L’ancien socialiste Claude Évin et Patrick Stefanini, membre du parti Les Républicains, ont rendu lundi 4 décembre un rapport sur l’aide médicale d’État. S’ils en défendent le principe, ils avancent une série de propositions qui risquent d’accroître le non-recours à cette aide.

Caroline Coq-Chodorge

4 décembre 2023

L’aide médicale d’État (AME), qui assure un accès aux soins aux étrangers et étrangères en situation irrégulière, gratuit mais sous conditions, est « un dispositif sanitaire utile, maîtrisé pour l’essentiel » : c’est la mise au point préalable d’un nouveau rapport sur l’AME, rendu public lundi 4 décembre par le ministère de la santé.
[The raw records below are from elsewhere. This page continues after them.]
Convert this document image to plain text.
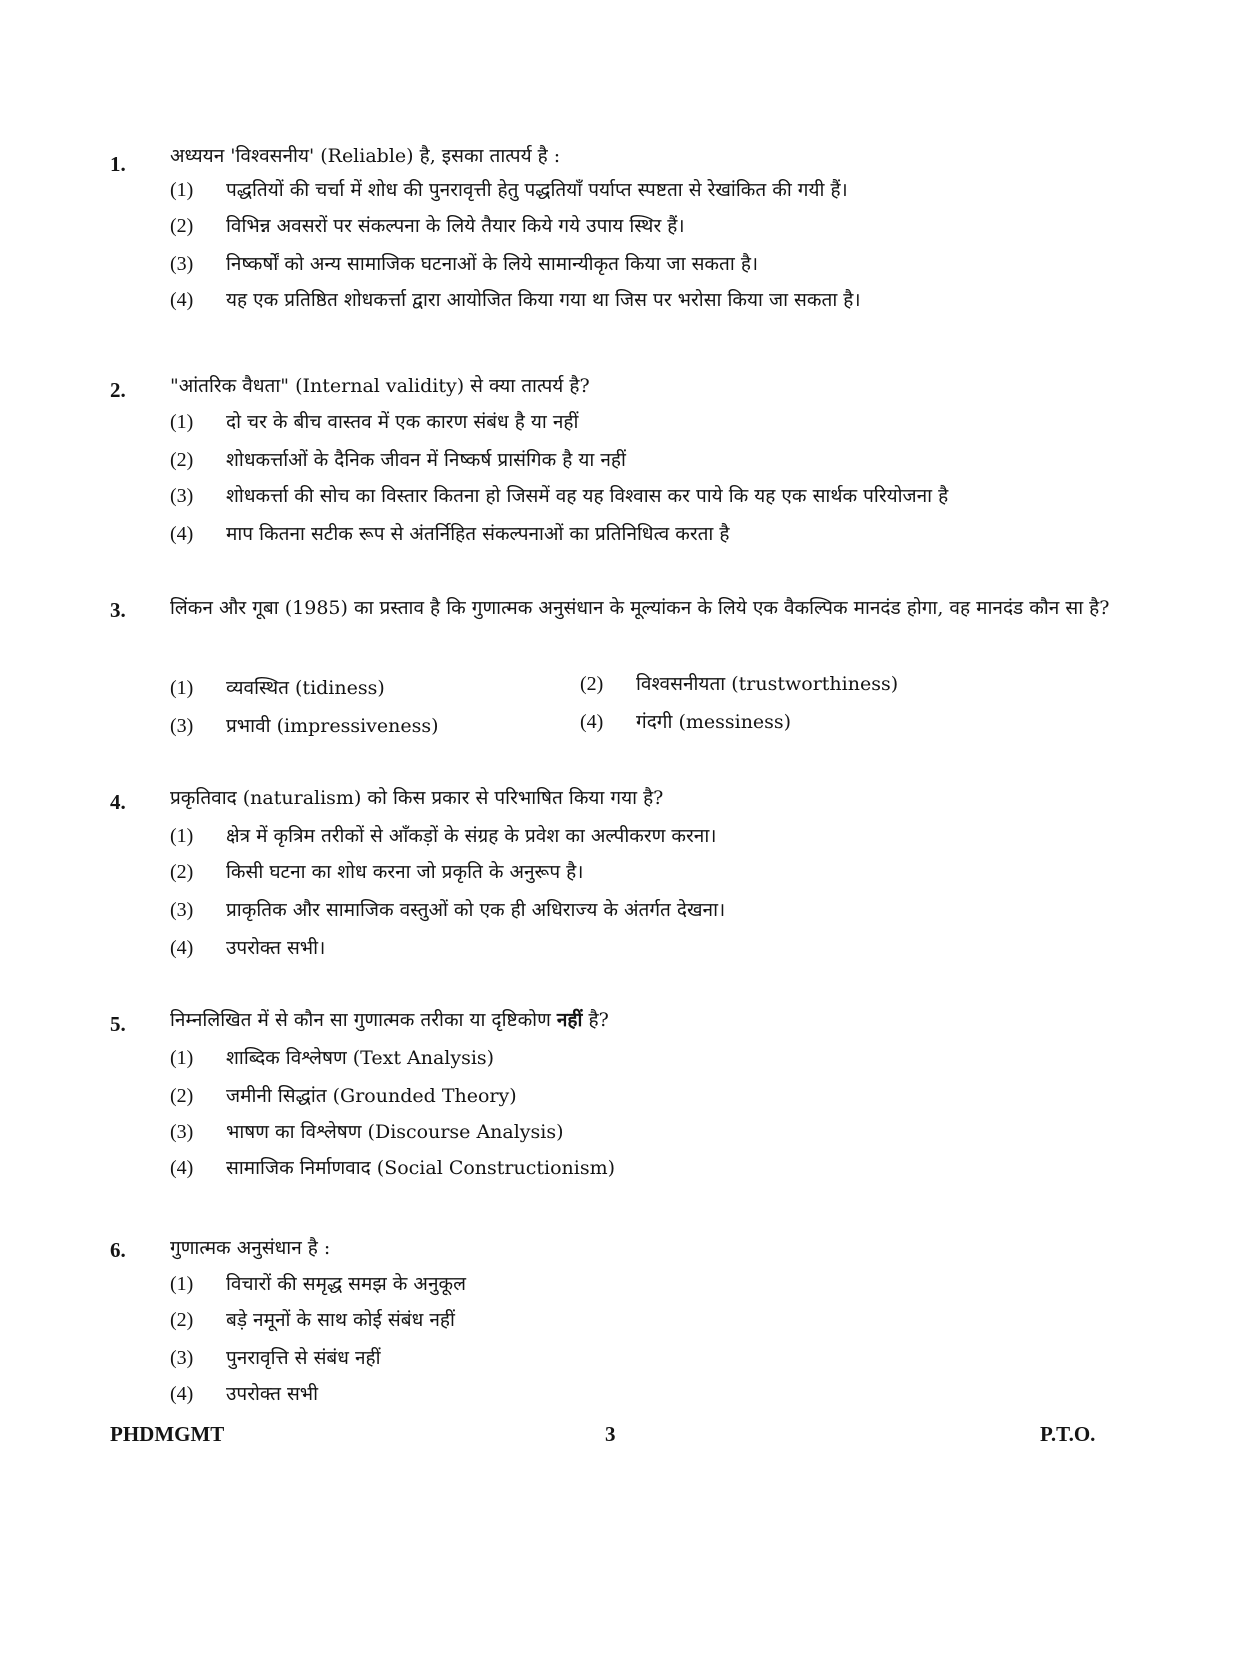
1. अध्ययन 'विश्वसनीय' (Reliable) है, इसका तात्पर्य है :
(1) पद्धतियों की चर्चा में शोध की पुनरावृत्ती हेतु पद्धतियाँ पर्याप्त स्पष्टता से रेखांकित की गयी हैं।
(2) विभिन्न अवसरों पर संकल्पना के लिये तैयार किये गये उपाय स्थिर हैं।
(3) निष्कर्षों को अन्य सामाजिक घटनाओं के लिये सामान्यीकृत किया जा सकता है।
(4) यह एक प्रतिष्ठित शोधकर्त्ता द्वारा आयोजित किया गया था जिस पर भरोसा किया जा सकता है।
2. "आंतरिक वैधता" (Internal validity) से क्या तात्पर्य है?
(1) दो चर के बीच वास्तव में एक कारण संबंध है या नहीं
(2) शोधकर्त्ताओं के दैनिक जीवन में निष्कर्ष प्रासंगिक है या नहीं
(3) शोधकर्त्ता की सोच का विस्तार कितना हो जिसमें वह यह विश्वास कर पाये कि यह एक सार्थक परियोजना है
(4) माप कितना सटीक रूप से अंतर्निहित संकल्पनाओं का प्रतिनिधित्व करता है
3. लिंकन और गूबा (1985) का प्रस्ताव है कि गुणात्मक अनुसंधान के मूल्यांकन के लिये एक वैकल्पिक मानदंड होगा, वह मानदंड कौन सा है?
(1) व्यवस्थित (tidiness)	(2) विश्वसनीयता (trustworthiness)
(3) प्रभावी (impressiveness)	(4) गंदगी (messiness)
4. प्रकृतिवाद (naturalism) को किस प्रकार से परिभाषित किया गया है?
(1) क्षेत्र में कृत्रिम तरीकों से आँकड़ों के संग्रह के प्रवेश का अल्पीकरण करना।
(2) किसी घटना का शोध करना जो प्रकृति के अनुरूप है।
(3) प्राकृतिक और सामाजिक वस्तुओं को एक ही अधिराज्य के अंतर्गत देखना।
(4) उपरोक्त सभी।
5. निम्नलिखित में से कौन सा गुणात्मक तरीका या दृष्टिकोण नहीं है?
(1) शाब्दिक विश्लेषण (Text Analysis)
(2) जमीनी सिद्धांत (Grounded Theory)
(3) भाषण का विश्लेषण (Discourse Analysis)
(4) सामाजिक निर्माणवाद (Social Constructionism)
6. गुणात्मक अनुसंधान है :
(1) विचारों की समृद्ध समझ के अनुकूल
(2) बड़े नमूनों के साथ कोई संबंध नहीं
(3) पुनरावृत्ति से संबंध नहीं
(4) उपरोक्त सभी
PHDMGMT	3	P.T.O.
Il prend ainsi une nette distance avec la suppression de l’AME le 9 novembre dernier par les sénateurs et sénatrices. Le Palais du Luxembourg souhaite son remplacement par une aide médicale d’urgence, c’est-à-dire une prise en charge des seuls soins urgents et vitaux, des soins liés à la grossesse et ses suites, des vaccinations et des examens préventifs de médecins.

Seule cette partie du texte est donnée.